Ulu önder Mustafa Kemal Atatürk’ün sofrasından eksik olmayan bazı yemekler bulunuyor. İşte Cumhuriyetimizin kurucusu Mustafa Kemal Atatürk’ün sofrasından eksik olmayan yemekler.
29 Ekim, Türkiye Cumhuriyeti’nin kuruluşunu ve bağımsızlığını simgelerken, bu özel günü daha da anlamlandıran şeylerden biri, Türkiye’nin kurucusu ve ilk Cumhurbaşkanı Mustafa Kemal Atatürk’ün yaşam tarzıdır. Atatürk’ün sofrası, sadece yemek yenen bir yer değil, aynı zamanda düşünce ve kültürün paylaşıldığı bir mekan olarak kullanılmıştır. İşte Atatürk’ün beslenme alışkanlıkları ve sevdiği yemekler:
BESLENME ALIŞKANLIKLARI
Atatürk, genellikle sağlıklı ve dengeli bir beslenme tarzını benimsemiş bir liderdi. Aşırı yemek yeme konusunda temkinliydi ve beslenmesinde ölçülüydü. Sağlıklı yaşamı teşvik etmiş ve kendisi de bunu uygulamıştır.
Sabah kahvaltısında genellikle çay veya kahve içer, fazla bir şey yemezdi. Ayran ve bir dilim ekmek gibi hafif atıştırmalıkları tercih ederdi.
Öğle yemeğinde ise kuru fasulye ve pilav gibi geleneksel Türk yemeklerini severdi. Kuru fasulyeyi “yağlı fasulye” olarak adlandırırdı. İki dilim ekmeği, yoğurdu ve ayranı öğünün bir parçası olarak tüketirdi.
Akşam yemeği zamanı ise omlet, sahanda yumurta, etli taze bamya gibi yemekleri tercih ederdi. Ayrıca karnıyarık ve haşlanmış kuşkonmaz gibi yemekleri severdi.
Özel bir tatlı tutkusu olmasa da gül reçelini severek yermiş. Kahveyi orta şekerli içer, günlük 10-15 fincan kahve içtiği bilinir.

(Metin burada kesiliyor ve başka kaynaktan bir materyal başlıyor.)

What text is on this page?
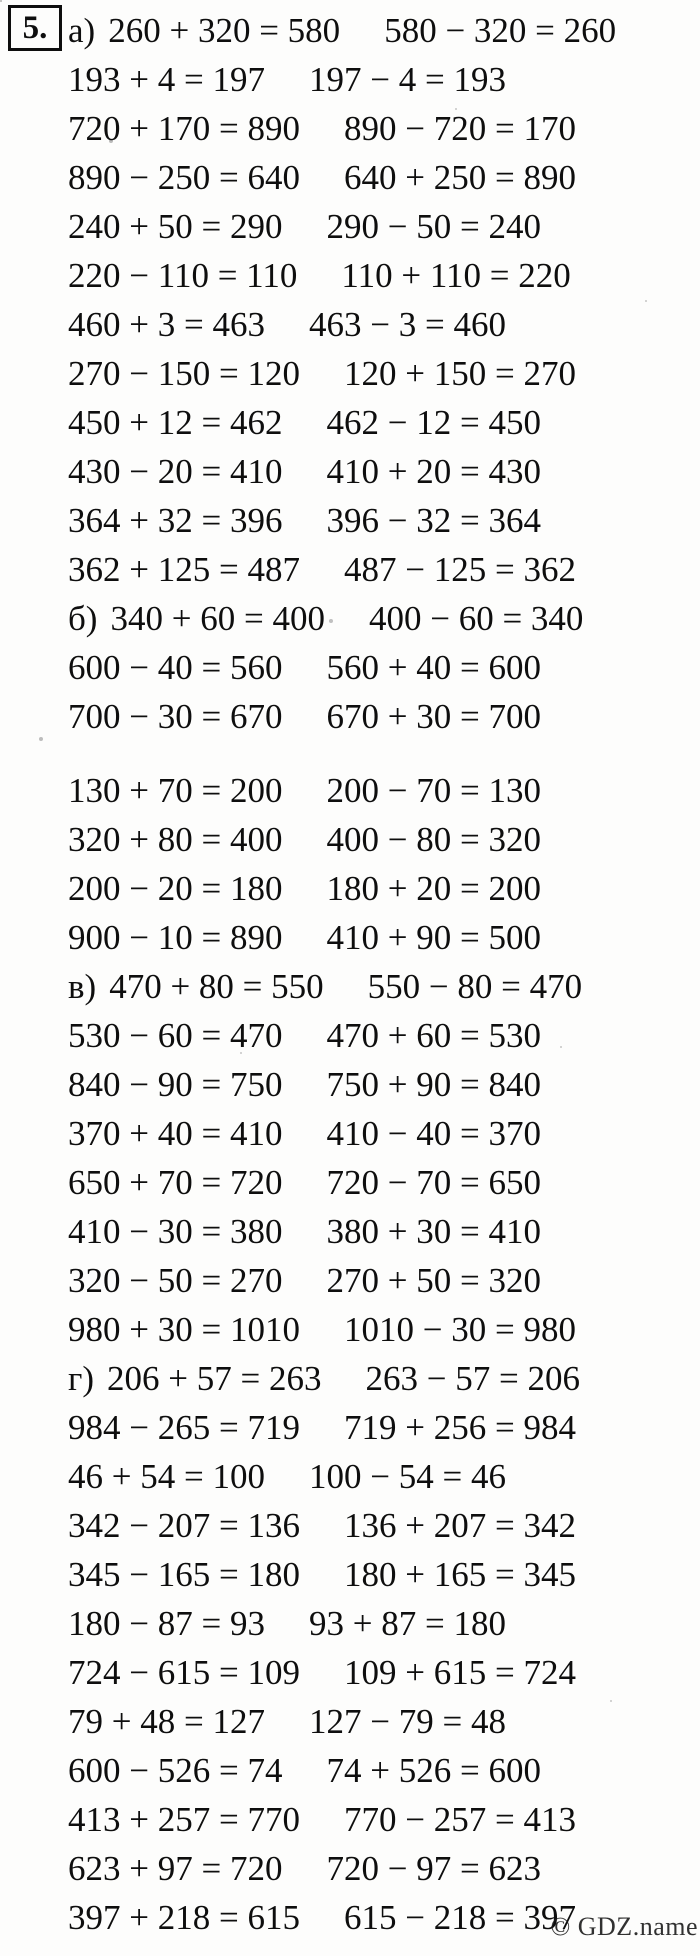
5. а) 260 + 320 = 580 580 − 320 = 260
193 + 4 = 197 197 − 4 = 193
720 + 170 = 890 890 − 720 = 170
890 − 250 = 640 640 + 250 = 890
240 + 50 = 290 290 − 50 = 240
220 − 110 = 110 110 + 110 = 220
460 + 3 = 463 463 − 3 = 460
270 − 150 = 120 120 + 150 = 270
450 + 12 = 462 462 − 12 = 450
430 − 20 = 410 410 + 20 = 430
364 + 32 = 396 396 − 32 = 364
362 + 125 = 487 487 − 125 = 362
б) 340 + 60 = 400 400 − 60 = 340
600 − 40 = 560 560 + 40 = 600
700 − 30 = 670 670 + 30 = 700
130 + 70 = 200 200 − 70 = 130
320 + 80 = 400 400 − 80 = 320
200 − 20 = 180 180 + 20 = 200
900 − 10 = 890 410 + 90 = 500
в) 470 + 80 = 550 550 − 80 = 470
530 − 60 = 470 470 + 60 = 530
840 − 90 = 750 750 + 90 = 840
370 + 40 = 410 410 − 40 = 370
650 + 70 = 720 720 − 70 = 650
410 − 30 = 380 380 + 30 = 410
320 − 50 = 270 270 + 50 = 320
980 + 30 = 1010 1010 − 30 = 980
г) 206 + 57 = 263 263 − 57 = 206
984 − 265 = 719 719 + 256 = 984
46 + 54 = 100 100 − 54 = 46
342 − 207 = 136 136 + 207 = 342
345 − 165 = 180 180 + 165 = 345
180 − 87 = 93 93 + 87 = 180
724 − 615 = 109 109 + 615 = 724
79 + 48 = 127 127 − 79 = 48
600 − 526 = 74 74 + 526 = 600
413 + 257 = 770 770 − 257 = 413
623 + 97 = 720 720 − 97 = 623
397 + 218 = 615 615 − 218 = 397
© GDZ.name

İçki olarak rakı ve bira içerdi. Sofrasında çeşitli mezeler ve atıştırmalıklar bulunurdu, özellikle kavun, kavrulmuş tuzlu leblebi ve fıstık gibi.
Atatürk, yemeklerde fazla et tüketmemiş, daha çok sebze ağırlıklı yemekleri tercih etmiştir. Etin nadiren sofrasında yer aldığı bilinir.
ÖZEL YEMEK TERCİHLERİ:
Atatürk’ün sevdiği yemekler ve bazı yerel tatları tercih ettiği bilinir. Seyahatlerinde kendisine sunulan yöresel yemekleri zevkle yerdi.
Selanik’in ıspanaklı böreğini çocukluğundan hatırlar ve severdi.
Kırşehir’de sedirler saç böreği ve Höşmerim adı verilen kaymaklı tatlıyı beğenmişti.
Adana’da baklava, Tarsus’ta ayran, marul ve patlıcan hünkâr beğendi gibi yerel lezzetleri denemişti.
Siroza yakalandığı günlerde tatlı ihtiyacı duyduğunda Yanya tatlısı ve irmik helvasını tercih etmişti.
Atatürk‘ün beslenme alışkanlıkları ve yemek tercihleri, onun sağlıklı yaşamı teşvik ettiği ve geleneksel Türk mutfağına bağlı kaldığı birçok özelliği yansıtır. Sofrasında uzun süreli sohbetler ve düşünsel tartışmalar yer almış ve bu, onun liderliğinin ve vizyonunun bir parçası olmuştur.
Bugün hala Atatürk’ün sevdiği yemeklerin bazıları Türk mutfağının vazgeçilmezleri arasında yer almaktadır, bu da onun kültürel mirasının bir yansımasıdır.